1876年芝罘(チーフ)条約により開港されたが、それ以前にも浙江産の茶の独占輸出港として一時繁栄した。いまは沿岸航路汽船の起点であるが、民船はさらに甌江をさかのぼり、北西約100キロメートルの麗水(れいすい)市まで達している。浙江省南東部における木材、茶、アサ、柑橘(かんきつ)類、ブタなどの集散地となっている。

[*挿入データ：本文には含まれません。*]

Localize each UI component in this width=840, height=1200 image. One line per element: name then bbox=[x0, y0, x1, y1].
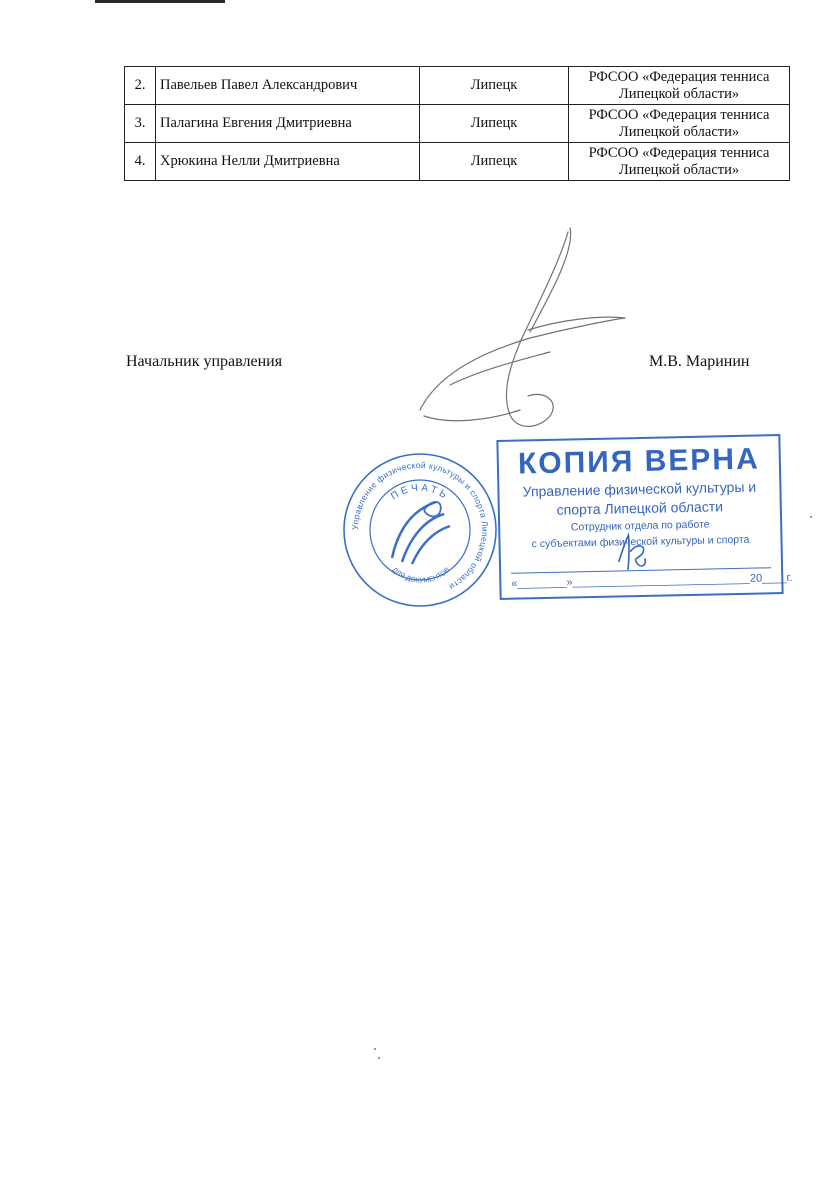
stamp-title: КОПИЯ ВЕРНА bbox=[517, 442, 761, 481]
participant-organization bbox=[569, 143, 790, 181]
scan-speck bbox=[378, 1057, 380, 1059]
stamp-date-line: «________»_____________________________20____г. bbox=[511, 567, 771, 589]
scan-speck bbox=[810, 516, 812, 518]
stamp-staff-line-2: с субъектами физической культуры и спорта bbox=[531, 533, 750, 551]
organization-line-1: РФСОО «Федерация тенниса bbox=[588, 144, 770, 161]
stamp-initials-signature bbox=[612, 531, 653, 574]
participant-name: Палагина Евгения Дмитриевна bbox=[156, 105, 420, 143]
organization-line-2: Липецкой области» bbox=[618, 85, 740, 102]
page-top-edge bbox=[95, 0, 225, 3]
table-row bbox=[125, 67, 790, 105]
copy-verified-stamp bbox=[496, 434, 793, 600]
round-seal bbox=[340, 450, 500, 610]
seal-center-label: ПЕЧАТЬ bbox=[389, 482, 451, 503]
participant-name: Павельев Павел Александрович bbox=[156, 67, 420, 105]
participant-organization bbox=[569, 105, 790, 143]
participant-city: Липецк bbox=[420, 143, 569, 181]
participant-city: Липецк bbox=[420, 67, 569, 105]
organization-line-2: Липецкой области» bbox=[618, 161, 740, 178]
organization-line-1: РФСОО «Федерация тенниса bbox=[588, 106, 770, 123]
row-number: 2. bbox=[125, 67, 156, 105]
seal-outer-text: Управление физической культуры и спорта Липецкой области bbox=[349, 459, 491, 593]
participant-city: Липецк bbox=[420, 105, 569, 143]
participants-table bbox=[124, 66, 790, 181]
seal-bottom-label: ДЛЯ ДОКУМЕНТОВ bbox=[390, 566, 452, 585]
stamp-staff-line-1: Сотрудник отдела по работе bbox=[570, 518, 710, 534]
participant-organization bbox=[569, 67, 790, 105]
stamp-organization-line-2: спорта Липецкой области bbox=[556, 498, 724, 518]
svg-text:ДЛЯ ДОКУМЕНТОВ bbox=[391, 566, 452, 584]
row-number: 4. bbox=[125, 143, 156, 181]
signer-position: Начальник управления bbox=[126, 353, 283, 370]
table-row bbox=[125, 143, 790, 181]
stamp-organization-line-1: Управление физической культуры и bbox=[522, 478, 757, 500]
scan-speck bbox=[374, 1048, 376, 1050]
row-number: 3. bbox=[125, 105, 156, 143]
signer-name: М.В. Маринин bbox=[649, 353, 750, 370]
table-row bbox=[125, 105, 790, 143]
organization-line-2: Липецкой области» bbox=[618, 123, 740, 140]
organization-line-1: РФСОО «Федерация тенниса bbox=[588, 68, 770, 85]
participant-name: Хрюкина Нелли Дмитриевна bbox=[156, 143, 420, 181]
handwritten-signature bbox=[410, 220, 650, 450]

手工業が発達し、「甌塑(おうそ)」「甌綉(おうしゅう)」の名の磁器と織布が有名である。改革開放以降、同市の靴、アパレル産業が勃興し、民営企業が著しい発展を遂げた。1984年には沿海対外開放14都市の一つに指定されている。温福線(温州―福州(ふくしゅう))の起点、甬台温(ようだいおん)線(寧波(ニンポー)―台州(だいしゅう)―温州)、金温線(金華(きんか)―温州)、金麗温線(金華―麗水―温州)の終点。なお金温線は、中国本土と香港(ホンコン)の共同出資で建設された国内初の鉄道である。温州湾岸には温州竜湾国際空港がある。北雁蕩山(ほくがんとうさん)、江心嶼(こうしんしょ)など、名勝・奇勝が多い。
[林 和生・編集部 2017年4月18日]
中国,浙江省南東部にある市。人口192万(2000)。省直轄市で,海岸より甌江(おうこう)を20km余さかのぼった南岸にある港湾都市。付近の農産の集積地で,海路で上海・広州などと結ばれるほか,機械工業,工芸生産の基地でもある。ミカン,水牛,生糸,塑像,木彫などが特産品として有名。後漢の時,永寧県が置かれ,その後永嘉と改められ,晋の永嘉郡,唐の温州の治所として中国東南海岸で有数の都市であった。1876年(光緒2)の芝罘(チーフー)条約で開港されたが,位置的地形的条件から近代都市としての発達は遅れた。南宋末,宋王室がこの付近へ避難したところから,文天祥祠,江心寺など,関係する遺跡がある。